Vom Tor zur Welt an die Porta Nigra hat es die 53-Jährige Anfang des Monats verschlagen, hier hat sie ihre Deutschlandtour begonnen. 2010 hat sie bei Günther Jauch in der Quizshow „Wer wird Millionär?“ 500.000 Euro gewonnen, von der halben Million ist sie 2011 ein Jahr lang um die Welt gereist, verbrachte je einen Monat in einer Stadt. Sydney, Buenos Aires, Kopenhagen sind Orte, an denen sie schon war. Über ihre Erfahrungen hat sie im Anschluss ein Buch geschrieben – „Das große Los“ hat sich über 130.000 Mal verkauft.

Ausgezogen, um fremde Kulturen zu erkunden, habe sie gemerkt, wie wenig sie über ihr Heimatland wisse. Deshalb nun das bewährte Muster, nur in kleinerem Rahmen: Ein Jahr lang gondelt Winnemuth durch die Republik, um je einen Monat in einer Stadt oder auf einer Insel zu leben. Stralsund, Bamberg, Konstanz sind Orte, an denen sie noch sein wird. Bei der Auswahl der Orte habe sie darauf geachtet, möglichst viele Bundesländer abzudecken. Trier macht den Anfang, weil es die älteste der Städte ist, die sie besucht. Auch am Ende dieser zwölf Etappen wird ein Buch stehen, einen Vorgeschmack ihrer Eindrücke hält sie in ihrem Blog fest.

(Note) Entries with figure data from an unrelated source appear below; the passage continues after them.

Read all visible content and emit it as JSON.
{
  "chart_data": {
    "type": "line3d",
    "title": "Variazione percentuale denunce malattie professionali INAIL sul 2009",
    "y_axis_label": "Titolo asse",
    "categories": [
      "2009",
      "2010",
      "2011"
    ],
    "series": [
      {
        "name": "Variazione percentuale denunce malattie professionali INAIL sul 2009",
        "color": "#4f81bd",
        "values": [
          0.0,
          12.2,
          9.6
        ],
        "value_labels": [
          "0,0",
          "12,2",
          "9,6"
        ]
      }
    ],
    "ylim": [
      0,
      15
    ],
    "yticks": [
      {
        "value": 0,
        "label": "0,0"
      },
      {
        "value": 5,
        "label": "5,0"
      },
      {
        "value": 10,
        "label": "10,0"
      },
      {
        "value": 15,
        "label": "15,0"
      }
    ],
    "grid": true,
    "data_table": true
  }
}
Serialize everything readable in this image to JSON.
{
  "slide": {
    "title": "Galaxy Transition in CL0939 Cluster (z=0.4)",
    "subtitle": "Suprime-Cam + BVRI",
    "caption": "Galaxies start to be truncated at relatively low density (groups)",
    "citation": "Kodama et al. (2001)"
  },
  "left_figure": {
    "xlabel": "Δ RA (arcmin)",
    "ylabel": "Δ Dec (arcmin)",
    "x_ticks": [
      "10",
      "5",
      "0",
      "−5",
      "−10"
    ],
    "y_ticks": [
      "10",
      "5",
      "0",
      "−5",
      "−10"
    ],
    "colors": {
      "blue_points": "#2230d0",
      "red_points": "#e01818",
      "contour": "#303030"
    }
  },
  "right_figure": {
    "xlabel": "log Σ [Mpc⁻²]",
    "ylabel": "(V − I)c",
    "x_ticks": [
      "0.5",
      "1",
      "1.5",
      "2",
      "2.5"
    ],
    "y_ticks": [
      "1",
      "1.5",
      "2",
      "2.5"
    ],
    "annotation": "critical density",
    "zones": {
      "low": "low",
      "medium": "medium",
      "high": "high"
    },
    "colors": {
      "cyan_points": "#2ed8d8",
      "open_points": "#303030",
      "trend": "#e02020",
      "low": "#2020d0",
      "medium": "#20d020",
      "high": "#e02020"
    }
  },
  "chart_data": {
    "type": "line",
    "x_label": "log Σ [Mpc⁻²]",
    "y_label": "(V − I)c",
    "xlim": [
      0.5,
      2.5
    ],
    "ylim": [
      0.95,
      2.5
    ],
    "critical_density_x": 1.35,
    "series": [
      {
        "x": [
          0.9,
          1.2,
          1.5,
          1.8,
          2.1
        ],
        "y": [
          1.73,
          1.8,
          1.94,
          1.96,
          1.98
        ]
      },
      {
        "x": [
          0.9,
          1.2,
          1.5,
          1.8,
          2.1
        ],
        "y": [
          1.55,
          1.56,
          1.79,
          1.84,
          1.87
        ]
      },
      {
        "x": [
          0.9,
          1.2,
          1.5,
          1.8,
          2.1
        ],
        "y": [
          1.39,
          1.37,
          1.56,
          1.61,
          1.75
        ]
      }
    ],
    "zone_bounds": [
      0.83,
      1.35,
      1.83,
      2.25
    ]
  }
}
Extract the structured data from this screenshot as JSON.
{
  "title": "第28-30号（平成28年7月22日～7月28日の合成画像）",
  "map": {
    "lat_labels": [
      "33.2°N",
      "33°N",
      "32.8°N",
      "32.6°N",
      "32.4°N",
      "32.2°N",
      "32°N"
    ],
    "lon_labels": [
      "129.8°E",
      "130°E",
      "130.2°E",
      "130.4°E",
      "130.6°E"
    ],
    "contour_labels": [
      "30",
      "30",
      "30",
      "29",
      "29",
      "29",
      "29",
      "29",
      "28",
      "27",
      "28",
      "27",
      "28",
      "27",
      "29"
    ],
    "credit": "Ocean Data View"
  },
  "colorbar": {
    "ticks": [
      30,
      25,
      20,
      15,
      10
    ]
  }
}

Winnemuth nippt an ihrer Tasse, auf einem Stövchen auf dem Schreibtisch zieht schwarzer Tee. Es ist schon dunkel draußen, der Winter schmuddelt sich durch die Straßen in Pallien. Vor Januar sei sie erst einmal in Trier gewesen, bei einer Weinversteigerung. Rein in die Europahalle, Weinversteigerung, raus aus der Europahalle, Heimfahrt. „Kreuzworträtseltauglich“ nennt sie deshalb die Bruchstücke an Halbwissen, die sie über die Stadt hatte, als sie ankam. Vorbereitet habe sie sich kaum. Was ihr im Vorfeld zugetragen wurde, war, dass die Trierer „speziell“ seien. Muffig manchmal. Eigenbrötler eben. Dieses Vorurteil könne sie nicht bestätigen, sagt sie. Vollends entkräften aber auch nicht. Die meisten Menschen, die sie in der Fußgängerzone getroffen habe oder die sie bei einem Kaffee angesprochen hätten – je länger sie da war, desto häufiger sei sie erkannt worden –, seien nämlich keine Urtrierer gewesen, sondern Zugereiste.

Mindestens zwei Tage pro Woche schreibt die Journalistin von zuhause aus, ihr weißes MacBook steht noch aufgeklappt auf dem Schreibtisch. In ihrer wöchentlichen Kolumne im Magazin stern klagte sie vor kurzem darüber, mit welcher unaufgeregten Selbstverständlichkeit das Wort „ficken“ in all seinen Spielarten Einzug in den deutschen Sprachschatz gehalten hat. In ihrer aktuellen Kolumne „Vor uns die Welt“ im Hundemagazin dogs haben sie und ihr Foxterrier Fiete Hündisch gelernt. Die restlichen fünf Tage blieben, um die jeweilige Stadt zu erkunden.

„Die Wege sind kurz“

Ihr Fazit nach einem Monat an der Mosel? Sie, die Großstädterin, sagt nicht etwa, dass Trier ein bezauberndes, aber doch verschlafenes Nest ist. Sie sagt: „Die Wege sind kurz“ und ergänzt „zumindest in der Innenstadt“. Fernab von Hauptmarkt, Kornmarkt und Domfreihof sei ein schnelles Vorankommen schon schwieriger, auch, weil man nicht immer gleich um die Ecke bekomme, was man braucht. Sie erzählt, dass sie ihre Sonntagszeitung immer an einer Tankstelle gekauft habe, zweieinhalb Kilometer hin, zweieinhalb Kilometer zurück, und dass das für ihren Foxterrier ein prima Auslauf sei. Und weil sowohl Fiete als auch sein Frauchen gerne zu Fuß unterwegs sind, sei es auch kein Problem, dass die Busse nach 19 Uhr nur unregelmäßig getaktet fahren. Auch daran, dass die meisten Läden um 20 Uhr schließen, gewöhne man sich.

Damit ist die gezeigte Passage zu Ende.